Embed loads before consent is granted

Verify that you have replaced the original embed code with the placeholder. If the <iframe> or <script> tag is still present in the page source, the browser will load it regardless of consent state. Also confirm that associated scripts use type="text/plain" with the correct data-consent-id.

Embed does not load after granting consent

Open the browser console and run window.DG_BANNER_API.getConsentPreferences() to confirm that consent was recorded for the correct category. You can also run window.DG_BANNER_API.categoryEnabled('marketing') (replacing marketing with your category) to quickly check the status. Ensure the CATEGORY_KEY in your placeholder logic matches the category assigned to the custom service in the DataGrail portal.

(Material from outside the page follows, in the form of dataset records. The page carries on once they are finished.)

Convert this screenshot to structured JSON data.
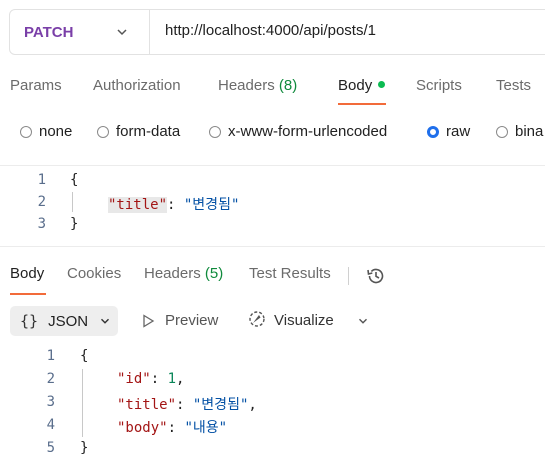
{
  "request": {
    "method": "PATCH",
    "url": "http://localhost:4000/api/posts/1"
  },
  "request_tabs": [
    {
      "label": "Params",
      "count": ""
    },
    {
      "label": "Authorization",
      "count": ""
    },
    {
      "label": "Headers",
      "count": "(8)"
    },
    {
      "label": "Body",
      "count": ""
    },
    {
      "label": "Scripts",
      "count": ""
    },
    {
      "label": "Tests",
      "count": ""
    }
  ],
  "body_types": [
    {
      "label": "none",
      "selected": false
    },
    {
      "label": "form-data",
      "selected": false
    },
    {
      "label": "x-www-form-urlencoded",
      "selected": false
    },
    {
      "label": "raw",
      "selected": true
    },
    {
      "label": "bina",
      "selected": false
    }
  ],
  "request_body": {
    "line_numbers": [
      "1",
      "2",
      "3"
    ],
    "open_brace": "{",
    "close_brace": "}",
    "key": "\"title\"",
    "colon": ": ",
    "value": "\"변경됨\""
  },
  "response_tabs": [
    {
      "label": "Body",
      "count": ""
    },
    {
      "label": "Cookies",
      "count": ""
    },
    {
      "label": "Headers",
      "count": "(5)"
    },
    {
      "label": "Test Results",
      "count": ""
    }
  ],
  "response_toolbar": {
    "format": "JSON",
    "preview": "Preview",
    "visualize": "Visualize"
  },
  "response_body": {
    "line_numbers": [
      "1",
      "2",
      "3",
      "4",
      "5"
    ],
    "open_brace": "{",
    "close_brace": "}",
    "id_key": "\"id\"",
    "id_value": "1",
    "title_key": "\"title\"",
    "title_value": "\"변경됨\"",
    "body_key": "\"body\"",
    "body_value": "\"내용\"",
    "comma": ","
  },
  "colors": {
    "method": "#7a3fa8",
    "active_tab_underline": "#f26b3a",
    "body_dot": "#0cbb52",
    "count": "#0f8a3c",
    "radio_selected": "#1f6feb"
  }
}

Consent resets on every page load

This can occur when testing in incognito mode with cookies cleared, or when the DataGrail Consent script has not fully loaded before your placeholder logic runs. Make sure you are using DataGrail's callback system (initial_preference_callback and preference_callback) as shown in the implementation example above, rather than native browser events like window.addEventListener.